In the six games that Welbeck started in the league over the Christmas period in the absence of Robin van Persie, Welbeck scored six goals.

The season before last, Welbeck played on the wing in almost every game he played. You would still imagine a winger should score more goals and he didn’t have a great season when out of position, but that shouldn’t be used as a stick to beat him with. If we are to judge him as a striker, then how effective he was as a winger is irrelevant.

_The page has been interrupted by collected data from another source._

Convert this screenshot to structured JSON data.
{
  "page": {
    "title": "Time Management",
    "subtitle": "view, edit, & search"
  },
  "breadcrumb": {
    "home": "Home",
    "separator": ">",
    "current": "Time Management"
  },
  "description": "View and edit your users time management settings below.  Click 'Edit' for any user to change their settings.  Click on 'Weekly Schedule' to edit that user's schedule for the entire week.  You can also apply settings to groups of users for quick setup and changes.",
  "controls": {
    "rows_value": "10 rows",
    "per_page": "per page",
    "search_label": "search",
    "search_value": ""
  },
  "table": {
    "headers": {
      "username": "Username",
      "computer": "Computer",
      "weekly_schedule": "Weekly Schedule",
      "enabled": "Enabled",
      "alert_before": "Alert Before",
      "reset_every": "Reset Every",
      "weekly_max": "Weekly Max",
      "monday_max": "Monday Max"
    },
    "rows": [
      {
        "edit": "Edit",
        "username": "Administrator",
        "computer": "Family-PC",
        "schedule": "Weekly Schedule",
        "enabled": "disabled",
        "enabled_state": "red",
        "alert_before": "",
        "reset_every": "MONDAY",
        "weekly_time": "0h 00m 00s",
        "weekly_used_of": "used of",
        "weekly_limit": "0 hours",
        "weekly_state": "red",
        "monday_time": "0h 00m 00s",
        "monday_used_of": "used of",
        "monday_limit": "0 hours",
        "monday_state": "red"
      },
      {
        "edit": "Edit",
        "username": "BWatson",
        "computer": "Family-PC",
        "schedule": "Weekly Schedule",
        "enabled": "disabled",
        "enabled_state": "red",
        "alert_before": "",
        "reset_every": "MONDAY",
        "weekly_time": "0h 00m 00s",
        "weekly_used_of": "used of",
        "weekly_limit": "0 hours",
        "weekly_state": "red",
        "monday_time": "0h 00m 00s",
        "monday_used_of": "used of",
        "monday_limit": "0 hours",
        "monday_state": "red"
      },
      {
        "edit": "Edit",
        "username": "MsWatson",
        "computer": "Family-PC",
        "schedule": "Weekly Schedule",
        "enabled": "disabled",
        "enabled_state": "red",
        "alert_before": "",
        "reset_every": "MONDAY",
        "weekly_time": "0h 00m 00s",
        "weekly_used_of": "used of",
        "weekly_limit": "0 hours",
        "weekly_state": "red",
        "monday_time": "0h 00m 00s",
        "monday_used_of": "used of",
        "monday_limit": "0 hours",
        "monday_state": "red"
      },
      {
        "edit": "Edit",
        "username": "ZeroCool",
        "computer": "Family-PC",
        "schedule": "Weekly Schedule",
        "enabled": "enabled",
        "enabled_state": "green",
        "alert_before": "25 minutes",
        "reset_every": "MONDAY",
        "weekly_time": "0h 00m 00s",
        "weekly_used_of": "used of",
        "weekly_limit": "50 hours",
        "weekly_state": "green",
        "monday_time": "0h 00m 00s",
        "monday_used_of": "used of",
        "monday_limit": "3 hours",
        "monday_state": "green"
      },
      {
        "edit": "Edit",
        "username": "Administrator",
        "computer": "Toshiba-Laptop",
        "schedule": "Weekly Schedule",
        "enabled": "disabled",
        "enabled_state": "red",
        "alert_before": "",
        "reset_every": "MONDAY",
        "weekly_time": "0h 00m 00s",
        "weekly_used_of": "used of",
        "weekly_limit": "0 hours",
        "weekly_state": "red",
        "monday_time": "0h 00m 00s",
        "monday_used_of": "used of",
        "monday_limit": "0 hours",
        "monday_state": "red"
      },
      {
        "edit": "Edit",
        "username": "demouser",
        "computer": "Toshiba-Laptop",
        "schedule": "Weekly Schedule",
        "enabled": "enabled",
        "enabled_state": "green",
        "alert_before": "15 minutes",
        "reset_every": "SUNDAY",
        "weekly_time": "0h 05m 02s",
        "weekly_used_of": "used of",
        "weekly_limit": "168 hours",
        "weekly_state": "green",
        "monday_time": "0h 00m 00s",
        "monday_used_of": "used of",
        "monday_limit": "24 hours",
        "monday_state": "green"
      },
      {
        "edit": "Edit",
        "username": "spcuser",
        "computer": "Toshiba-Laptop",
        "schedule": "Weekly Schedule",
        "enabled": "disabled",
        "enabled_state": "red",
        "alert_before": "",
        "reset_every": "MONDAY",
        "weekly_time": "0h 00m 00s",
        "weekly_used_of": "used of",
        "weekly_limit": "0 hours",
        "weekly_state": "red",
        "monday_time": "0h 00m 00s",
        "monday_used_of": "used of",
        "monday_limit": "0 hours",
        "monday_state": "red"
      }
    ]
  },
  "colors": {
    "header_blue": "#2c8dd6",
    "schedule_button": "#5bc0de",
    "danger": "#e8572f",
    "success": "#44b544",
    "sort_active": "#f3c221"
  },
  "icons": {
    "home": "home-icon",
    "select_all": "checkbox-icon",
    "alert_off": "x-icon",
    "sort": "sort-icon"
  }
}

If Welbeck is given a regular run in the team and fails to deliver, then fair enough, he can be lumped in with the players who showed potential at his age but didn’t score enough goals, and probably have an average career. If Welbeck isn’t given a regular run in the team, then he will leave at the end of the season anyway. But wanting him sold now, this summer, is madness.

The papers are reporting that Louis van Gaal has told Welbeck he can leave this summer and three clubs that finished above United last season, Arsenal, Spurs and Everton, are all keen on signing him.

When this story was presented to the manager at yesterday’s press conference, he lost his temper. He claimed that only he knew what had been said between him and Welbeck, whilst the media were just guessing, and that it was a private matter.

Sooner or later, the fans that want rid of Welbeck will probably get their way. When some non-Manc mercenary comes in his place, who couldn’t care less about the club, doesn’t give 100% in every game and has a similar scoring record, we can all rejoice.

Until then, I know I won’t be alone in being absolutely delighted every time our Danny sticks in the back of the net.

“It’s what every Manchester boy dreams of. Growing up, you just want to play for United but to score for them was out of this world. There’s no better club than United.”